Cost of attack resources = cost of equipment + cost of tools:
- Cost of equipment is quite simple to calculate. For example, if the source of the attack is located in a cloud provider’s infrastructure, we take the average cost of this cloud instance from an public price list and use that in our calculation. If it’s VPS, we check the rental price of a similar server. And so on for other types of resources. We figure that if the resource is hacked and captured, then the cost of such an action is comparable to the cost of its lease at market price (this is our approach in calculating).
- The cost of tools makes small adjustments to the overall meaning of the cost of the attack, since that sum is mostly a question of the cost of equipment. Nevertheless, we take into account the market value of the tools used in the attack (licenses for the vulnerability scanners used in the attack, etc.). Here, we don’t consider the possibility that the attackers are using a cracked tool or a foreign license. By the way, instead of analyzing User-Agent and other signature-based methods (which is just funny, at this point), Wallarm implements behavioral fingerprinting schemes to determine the tools used in the attack. We’re planning to write about them in future posts.
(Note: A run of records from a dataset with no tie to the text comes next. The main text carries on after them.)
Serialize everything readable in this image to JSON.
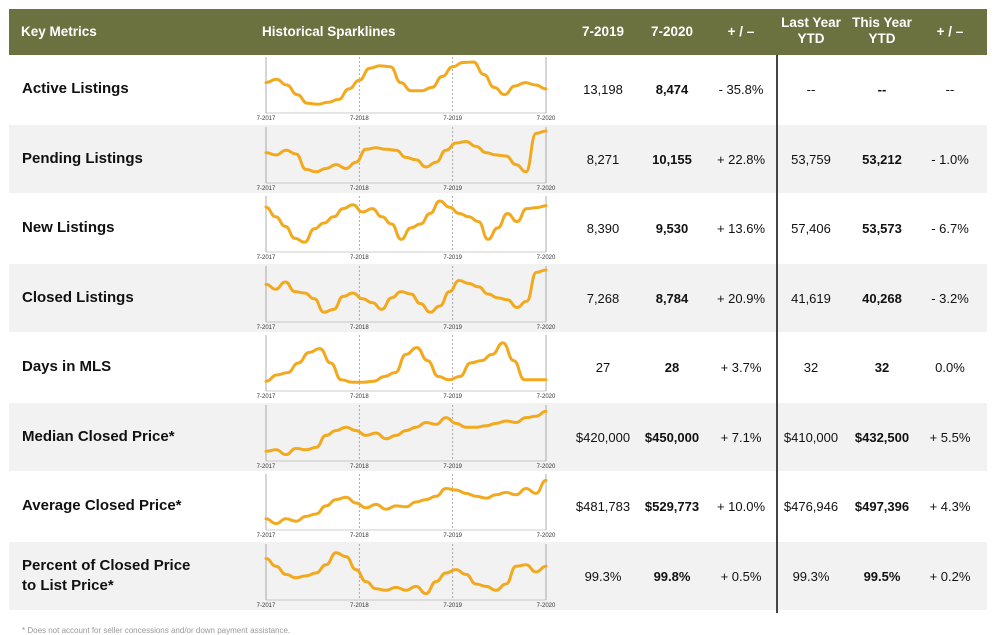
{
  "header": {
    "key_metrics": "Key Metrics",
    "sparklines": "Historical Sparklines",
    "col_2019": "7-2019",
    "col_2020": "7-2020",
    "pm": "+ / –",
    "last_year_l1": "Last Year",
    "last_year_l2": "YTD",
    "this_year_l1": "This Year",
    "this_year_l2": "YTD",
    "pm2": "+ / –"
  },
  "axis_labels": [
    "7-2017",
    "7-2018",
    "7-2019",
    "7-2020"
  ],
  "accent_color": "#f2a91e",
  "rows": [
    {
      "label_l1": "Active Listings",
      "label_l2": "",
      "v2019": "13,198",
      "v2020": "8,474",
      "pct": "- 35.8%",
      "ly": "--",
      "ty": "--",
      "pct2": "--",
      "spark": [
        0.55,
        0.62,
        0.5,
        0.3,
        0.12,
        0.1,
        0.14,
        0.2,
        0.42,
        0.6,
        0.85,
        0.9,
        0.88,
        0.55,
        0.38,
        0.38,
        0.45,
        0.68,
        0.88,
        0.97,
        0.98,
        0.72,
        0.45,
        0.3,
        0.48,
        0.55,
        0.5,
        0.42
      ]
    },
    {
      "label_l1": "Pending Listings",
      "label_l2": "",
      "v2019": "8,271",
      "v2020": "10,155",
      "pct": "+ 22.8%",
      "ly": "53,759",
      "ty": "53,212",
      "pct2": "- 1.0%",
      "spark": [
        0.55,
        0.5,
        0.6,
        0.52,
        0.2,
        0.15,
        0.22,
        0.3,
        0.22,
        0.35,
        0.62,
        0.65,
        0.62,
        0.6,
        0.45,
        0.4,
        0.25,
        0.35,
        0.6,
        0.75,
        0.78,
        0.68,
        0.55,
        0.5,
        0.48,
        0.3,
        0.15,
        0.95,
        1.0
      ]
    },
    {
      "label_l1": "New Listings",
      "label_l2": "",
      "v2019": "8,390",
      "v2020": "9,530",
      "pct": "+ 13.6%",
      "ly": "57,406",
      "ty": "53,573",
      "pct2": "- 6.7%",
      "spark": [
        0.85,
        0.65,
        0.45,
        0.2,
        0.12,
        0.4,
        0.52,
        0.65,
        0.82,
        0.9,
        0.75,
        0.82,
        0.65,
        0.5,
        0.18,
        0.42,
        0.5,
        0.72,
        0.98,
        0.85,
        0.72,
        0.65,
        0.55,
        0.18,
        0.42,
        0.72,
        0.55,
        0.82,
        0.84,
        0.88
      ]
    },
    {
      "label_l1": "Closed Listings",
      "label_l2": "",
      "v2019": "7,268",
      "v2020": "8,784",
      "pct": "+ 20.9%",
      "ly": "41,619",
      "ty": "40,268",
      "pct2": "- 3.2%",
      "spark": [
        0.7,
        0.6,
        0.75,
        0.55,
        0.52,
        0.4,
        0.12,
        0.18,
        0.45,
        0.52,
        0.4,
        0.32,
        0.18,
        0.42,
        0.55,
        0.5,
        0.3,
        0.12,
        0.25,
        0.55,
        0.78,
        0.72,
        0.65,
        0.5,
        0.42,
        0.38,
        0.22,
        0.35,
        0.95,
        1.0
      ]
    },
    {
      "label_l1": "Days in MLS",
      "label_l2": "",
      "v2019": "27",
      "v2020": "28",
      "pct": "+ 3.7%",
      "ly": "32",
      "ty": "32",
      "pct2": "0.0%",
      "spark": [
        0.12,
        0.25,
        0.3,
        0.5,
        0.72,
        0.8,
        0.5,
        0.15,
        0.1,
        0.1,
        0.12,
        0.22,
        0.3,
        0.68,
        0.82,
        0.55,
        0.22,
        0.15,
        0.22,
        0.5,
        0.55,
        0.68,
        0.92,
        0.55,
        0.15,
        0.15,
        0.15
      ]
    },
    {
      "label_l1": "Median Closed Price*",
      "label_l2": "",
      "v2019": "$420,000",
      "v2020": "$450,000",
      "pct": "+ 7.1%",
      "ly": "$410,000",
      "ty": "$432,500",
      "pct2": "+ 5.5%",
      "spark": [
        0.12,
        0.15,
        0.05,
        0.18,
        0.15,
        0.2,
        0.45,
        0.55,
        0.62,
        0.55,
        0.45,
        0.5,
        0.38,
        0.45,
        0.55,
        0.62,
        0.72,
        0.68,
        0.82,
        0.7,
        0.62,
        0.62,
        0.65,
        0.7,
        0.75,
        0.72,
        0.82,
        0.85,
        0.95
      ]
    },
    {
      "label_l1": "Average Closed Price*",
      "label_l2": "",
      "v2019": "$481,783",
      "v2020": "$529,773",
      "pct": "+ 10.0%",
      "ly": "$476,946",
      "ty": "$497,396",
      "pct2": "+ 4.3%",
      "spark": [
        0.15,
        0.05,
        0.15,
        0.1,
        0.2,
        0.25,
        0.42,
        0.55,
        0.6,
        0.48,
        0.38,
        0.45,
        0.35,
        0.42,
        0.4,
        0.5,
        0.55,
        0.62,
        0.78,
        0.75,
        0.68,
        0.62,
        0.58,
        0.65,
        0.7,
        0.65,
        0.78,
        0.68,
        0.95
      ]
    },
    {
      "label_l1": "Percent of Closed Price",
      "label_l2": "to List Price*",
      "v2019": "99.3%",
      "v2020": "99.8%",
      "pct": "+ 0.5%",
      "ly": "99.3%",
      "ty": "99.5%",
      "pct2": "+ 0.2%",
      "spark": [
        0.78,
        0.62,
        0.45,
        0.38,
        0.42,
        0.48,
        0.65,
        0.9,
        0.82,
        0.55,
        0.3,
        0.15,
        0.12,
        0.18,
        0.12,
        0.2,
        0.05,
        0.3,
        0.48,
        0.55,
        0.45,
        0.25,
        0.2,
        0.12,
        0.25,
        0.62,
        0.65,
        0.5,
        0.62
      ]
    }
  ],
  "footnote": "* Does not account for seller concessions and/or down payment assistance."
}
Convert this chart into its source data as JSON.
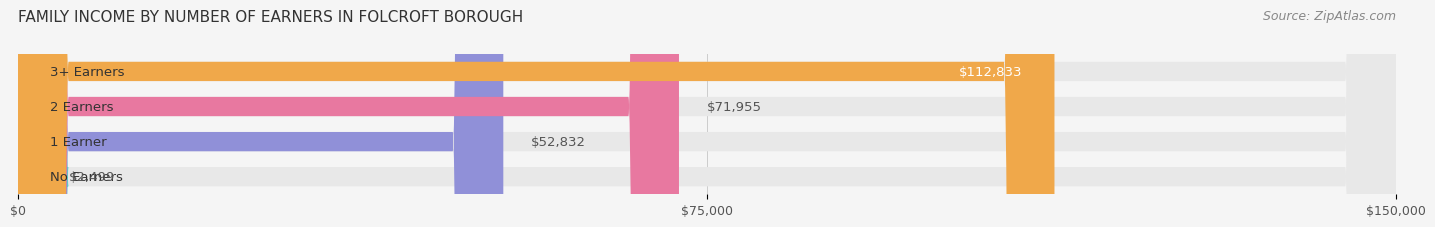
{
  "title": "FAMILY INCOME BY NUMBER OF EARNERS IN FOLCROFT BOROUGH",
  "source": "Source: ZipAtlas.com",
  "categories": [
    "No Earners",
    "1 Earner",
    "2 Earners",
    "3+ Earners"
  ],
  "values": [
    2499,
    52832,
    71955,
    112833
  ],
  "bar_colors": [
    "#5cc8c8",
    "#9090d8",
    "#e878a0",
    "#f0a84a"
  ],
  "label_colors": [
    "#333333",
    "#333333",
    "#333333",
    "#ffffff"
  ],
  "value_labels": [
    "$2,499",
    "$52,832",
    "$71,955",
    "$112,833"
  ],
  "xlim": [
    0,
    150000
  ],
  "xticks": [
    0,
    75000,
    150000
  ],
  "xtick_labels": [
    "$0",
    "$75,000",
    "$150,000"
  ],
  "bar_height": 0.55,
  "background_color": "#f5f5f5",
  "bar_bg_color": "#e8e8e8",
  "title_fontsize": 11,
  "source_fontsize": 9,
  "label_fontsize": 9.5,
  "value_fontsize": 9.5,
  "tick_fontsize": 9
}
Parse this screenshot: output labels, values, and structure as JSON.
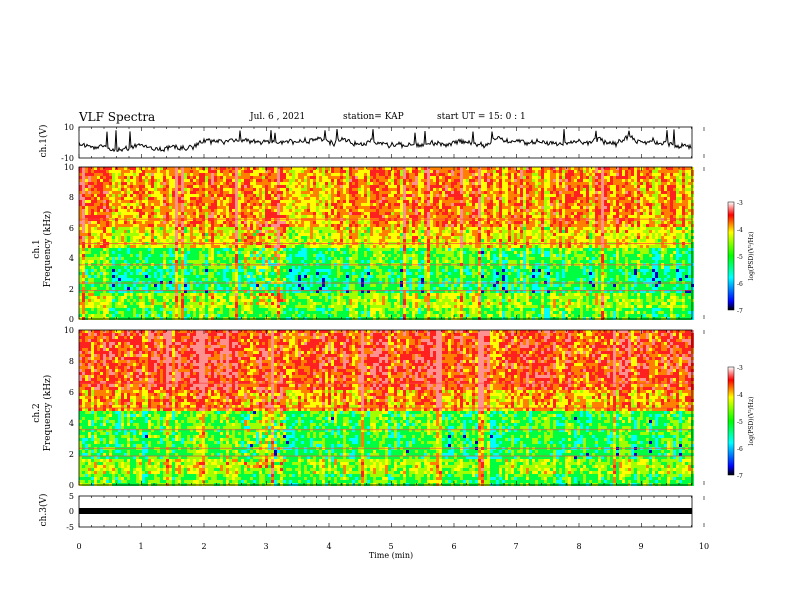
{
  "header": {
    "title": "VLF Spectra",
    "date": "Jul. 6 , 2021",
    "station": "station= KAP",
    "start": "start UT = 15: 0 : 1"
  },
  "chart_data": [
    {
      "type": "line",
      "panel": "ch1-waveform",
      "ylabel": "ch.1(V)",
      "ylim": [
        -10,
        10
      ],
      "ytick_labels": [
        "10",
        "-10"
      ],
      "x_range_min": [
        0,
        9.8
      ]
    },
    {
      "type": "heatmap",
      "panel": "ch1-spectrogram",
      "ylabel": "ch.1\nFrequency (kHz)",
      "ylim": [
        0,
        10
      ],
      "ytick_labels": [
        "10",
        "8",
        "6",
        "4",
        "2",
        "0"
      ],
      "colorbar": {
        "label": "log(PSD)(V²/Hz)",
        "range": [
          -7,
          -3
        ],
        "tick_labels": [
          "-3",
          "-4",
          "-5",
          "-6",
          "-7"
        ]
      }
    },
    {
      "type": "heatmap",
      "panel": "ch2-spectrogram",
      "ylabel": "ch.2\nFrequency (kHz)",
      "ylim": [
        0,
        10
      ],
      "ytick_labels": [
        "10",
        "8",
        "6",
        "4",
        "2",
        "0"
      ],
      "colorbar": {
        "label": "log(PSD)(V²/Hz)",
        "range": [
          -7,
          -3
        ],
        "tick_labels": [
          "-3",
          "-4",
          "-5",
          "-6",
          "-7"
        ]
      }
    },
    {
      "type": "line",
      "panel": "ch3-waveform",
      "ylabel": "ch.3(V)",
      "ylim": [
        -5,
        5
      ],
      "ytick_labels": [
        "5",
        "0",
        "-5"
      ],
      "series_level": 0
    }
  ],
  "xaxis": {
    "label": "Time (min)",
    "range": [
      0,
      10
    ],
    "tick_labels": [
      "0",
      "1",
      "2",
      "3",
      "4",
      "5",
      "6",
      "7",
      "8",
      "9",
      "10"
    ]
  }
}
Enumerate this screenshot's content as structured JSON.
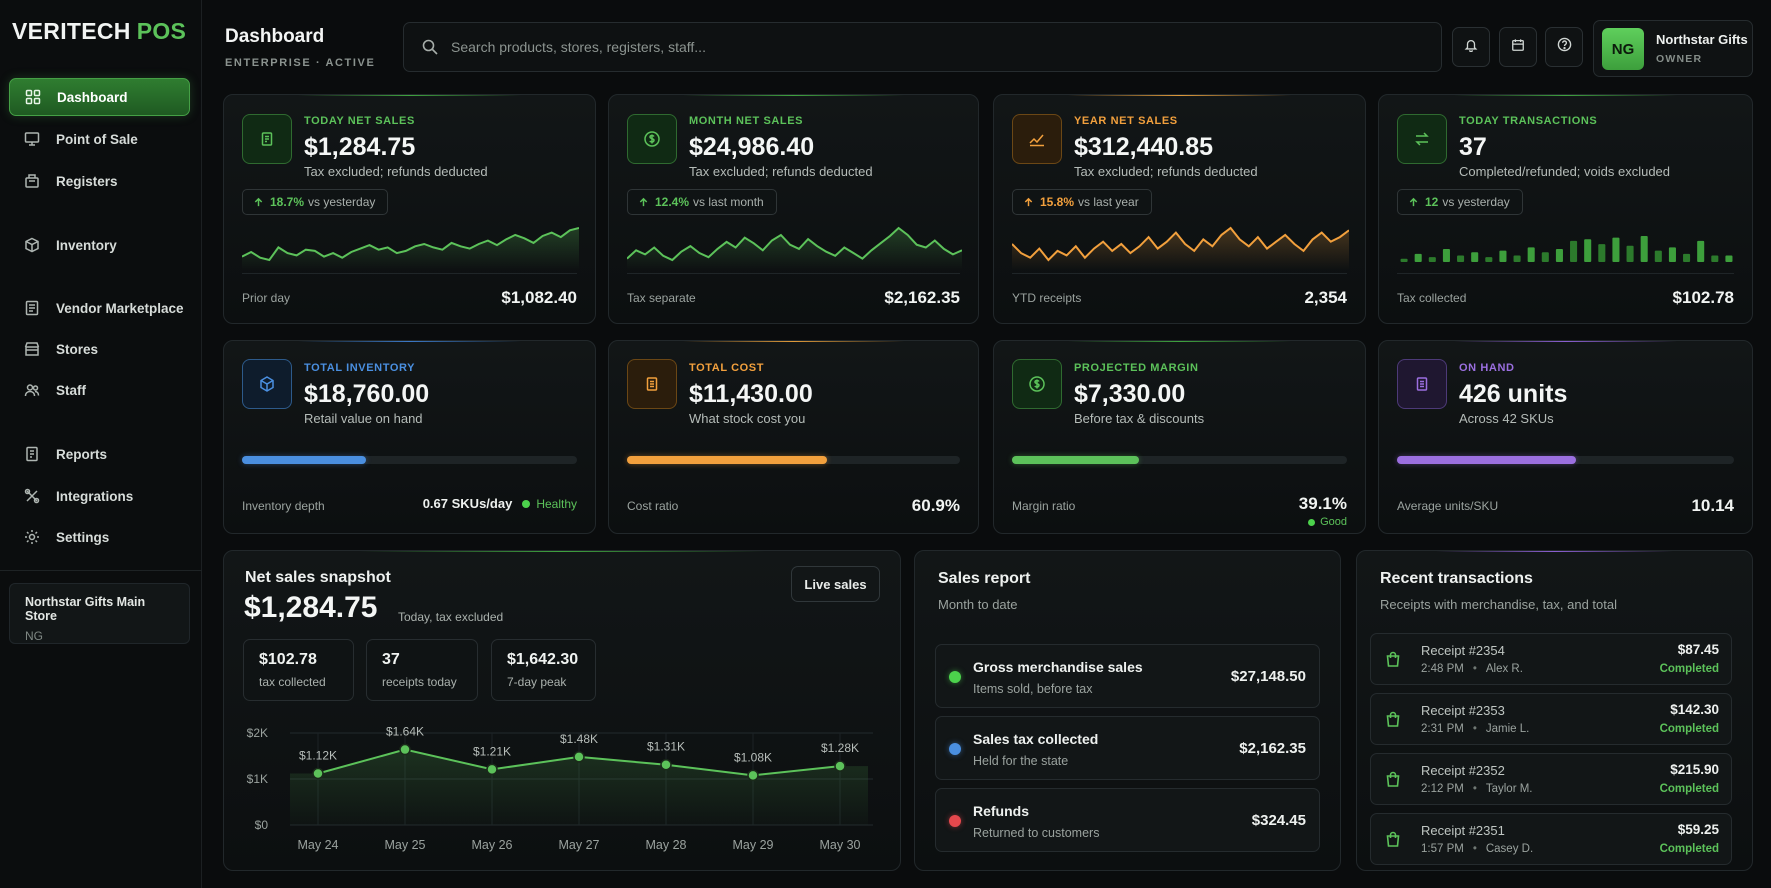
{
  "brand": {
    "name": "VERITECH",
    "suffix": "POS"
  },
  "sidebar": {
    "items": [
      {
        "label": "Dashboard",
        "icon": "dashboard-icon",
        "active": true
      },
      {
        "label": "Point of Sale",
        "icon": "monitor-icon"
      },
      {
        "label": "Registers",
        "icon": "register-icon"
      },
      {
        "label": "Inventory",
        "icon": "box-icon"
      },
      {
        "label": "Vendor Marketplace",
        "icon": "marketplace-icon"
      },
      {
        "label": "Stores",
        "icon": "store-icon"
      },
      {
        "label": "Staff",
        "icon": "users-icon"
      },
      {
        "label": "Reports",
        "icon": "report-icon"
      },
      {
        "label": "Integrations",
        "icon": "integrations-icon"
      },
      {
        "label": "Settings",
        "icon": "gear-icon"
      }
    ],
    "store": {
      "name": "Northstar Gifts Main Store",
      "initials": "NG"
    }
  },
  "header": {
    "title": "Dashboard",
    "subtitle": "ENTERPRISE · ACTIVE",
    "search_placeholder": "Search products, stores, registers, staff...",
    "user": {
      "initials": "NG",
      "name": "Northstar Gifts",
      "role": "OWNER"
    }
  },
  "kpis": [
    {
      "label": "TODAY NET SALES",
      "value": "$1,284.75",
      "sub": "Tax excluded; refunds deducted",
      "delta": "18.7%",
      "delta_text": "vs yesterday",
      "foot_label": "Prior day",
      "foot_value": "$1,082.40",
      "color": "#5cc25a",
      "sparkline": [
        30,
        34,
        29,
        27,
        38,
        33,
        31,
        36,
        35,
        30,
        33,
        29,
        34,
        37,
        40,
        36,
        38,
        33,
        35,
        39,
        41,
        38,
        36,
        42,
        39,
        37,
        41,
        44,
        40,
        45,
        49,
        46,
        42,
        48,
        51,
        47,
        53,
        55
      ]
    },
    {
      "label": "MONTH NET SALES",
      "value": "$24,986.40",
      "sub": "Tax excluded; refunds deducted",
      "delta": "12.4%",
      "delta_text": "vs last month",
      "foot_label": "Tax separate",
      "foot_value": "$2,162.35",
      "color": "#5cc25a",
      "sparkline": [
        30,
        36,
        33,
        38,
        32,
        29,
        35,
        39,
        34,
        31,
        37,
        42,
        38,
        45,
        41,
        36,
        43,
        47,
        40,
        37,
        44,
        39,
        35,
        32,
        38,
        34,
        30,
        36,
        41,
        46,
        52,
        47,
        40,
        38,
        43,
        37,
        33,
        36
      ]
    },
    {
      "label": "YEAR NET SALES",
      "value": "$312,440.85",
      "sub": "Tax excluded; refunds deducted",
      "delta": "15.8%",
      "delta_text": "vs last year",
      "foot_label": "YTD receipts",
      "foot_value": "2,354",
      "color": "#f2a03d",
      "sparkline": [
        40,
        36,
        34,
        38,
        33,
        37,
        35,
        39,
        34,
        38,
        41,
        37,
        40,
        36,
        39,
        43,
        38,
        41,
        45,
        40,
        37,
        42,
        39,
        44,
        47,
        42,
        39,
        43,
        38,
        41,
        44,
        40,
        37,
        42,
        45,
        41,
        43,
        46
      ]
    },
    {
      "label": "TODAY TRANSACTIONS",
      "value": "37",
      "sub": "Completed/refunded; voids excluded",
      "delta": "12",
      "delta_text": "vs yesterday",
      "foot_label": "Tax collected",
      "foot_value": "$102.78",
      "color": "#5cc25a",
      "bars": [
        2,
        5,
        3,
        8,
        4,
        6,
        3,
        7,
        4,
        9,
        6,
        8,
        13,
        14,
        11,
        15,
        10,
        16,
        7,
        9,
        5,
        13,
        4,
        4
      ]
    }
  ],
  "stats": [
    {
      "label": "TOTAL INVENTORY",
      "value": "$18,760.00",
      "sub": "Retail value on hand",
      "foot_label": "Inventory depth",
      "foot_value": "0.67 SKUs/day",
      "status": "Healthy",
      "progress": 0.37,
      "color": "#4a8fe0"
    },
    {
      "label": "TOTAL COST",
      "value": "$11,430.00",
      "sub": "What stock cost you",
      "foot_label": "Cost ratio",
      "foot_value": "60.9%",
      "progress": 0.6,
      "color": "#f2a03d"
    },
    {
      "label": "PROJECTED MARGIN",
      "value": "$7,330.00",
      "sub": "Before tax & discounts",
      "foot_label": "Margin ratio",
      "foot_value": "39.1%",
      "status": "Good",
      "progress": 0.38,
      "color": "#5cc25a"
    },
    {
      "label": "ON HAND",
      "value": "426 units",
      "sub": "Across 42 SKUs",
      "foot_label": "Average units/SKU",
      "foot_value": "10.14",
      "progress": 0.53,
      "color": "#9b6fe0"
    }
  ],
  "snapshot": {
    "title": "Net sales snapshot",
    "value": "$1,284.75",
    "value_note": "Today, tax excluded",
    "live_button": "Live sales",
    "minis": [
      {
        "value": "$102.78",
        "label": "tax collected"
      },
      {
        "value": "37",
        "label": "receipts today"
      },
      {
        "value": "$1,642.30",
        "label": "7-day peak"
      }
    ]
  },
  "chart_data": {
    "type": "line",
    "categories": [
      "May 24",
      "May 25",
      "May 26",
      "May 27",
      "May 28",
      "May 29",
      "May 30"
    ],
    "values": [
      1120,
      1640,
      1210,
      1480,
      1310,
      1080,
      1280
    ],
    "data_labels": [
      "$1.12K",
      "$1.64K",
      "$1.21K",
      "$1.48K",
      "$1.31K",
      "$1.08K",
      "$1.28K"
    ],
    "y_ticks": [
      "$2K",
      "$1K",
      "$0"
    ],
    "ylim": [
      0,
      2000
    ],
    "grid": true,
    "color": "#5cc25a"
  },
  "sales_report": {
    "title": "Sales report",
    "subtitle": "Month to date",
    "rows": [
      {
        "title": "Gross merchandise sales",
        "sub": "Items sold, before tax",
        "value": "$27,148.50",
        "color": "#4cd24c"
      },
      {
        "title": "Sales tax collected",
        "sub": "Held for the state",
        "value": "$2,162.35",
        "color": "#4a8fe0"
      },
      {
        "title": "Refunds",
        "sub": "Returned to customers",
        "value": "$324.45",
        "color": "#e5484d"
      }
    ]
  },
  "transactions": {
    "title": "Recent transactions",
    "subtitle": "Receipts with merchandise, tax, and total",
    "rows": [
      {
        "receipt": "Receipt #2354",
        "time": "2:48 PM",
        "staff": "Alex R.",
        "amount": "$87.45",
        "status": "Completed"
      },
      {
        "receipt": "Receipt #2353",
        "time": "2:31 PM",
        "staff": "Jamie L.",
        "amount": "$142.30",
        "status": "Completed"
      },
      {
        "receipt": "Receipt #2352",
        "time": "2:12 PM",
        "staff": "Taylor M.",
        "amount": "$215.90",
        "status": "Completed"
      },
      {
        "receipt": "Receipt #2351",
        "time": "1:57 PM",
        "staff": "Casey D.",
        "amount": "$59.25",
        "status": "Completed"
      }
    ]
  }
}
In the future, we plan to finalize the calculation algorithm to include the cost of human resources for attacks. We already have classifications for hackers by skill level and ability based on an analysis of attack vectors and behavior, and we plan to take this into account in accordance with the labor market cost of safety consultants.
What the new metric gives you
The purpose of our metrics is to give you a minimum estimate in monetary terms of the cost to hackers to attack your project. Those resources that they’ve definitely already spent on you.
In the future, we want to give you a maximum estimate for this value and identify trends so that it’s even easier for you to work with information security in business terms: predicting risks, determining liquidity costs, assessing the effectiveness of measures you’ve taken, and solutions.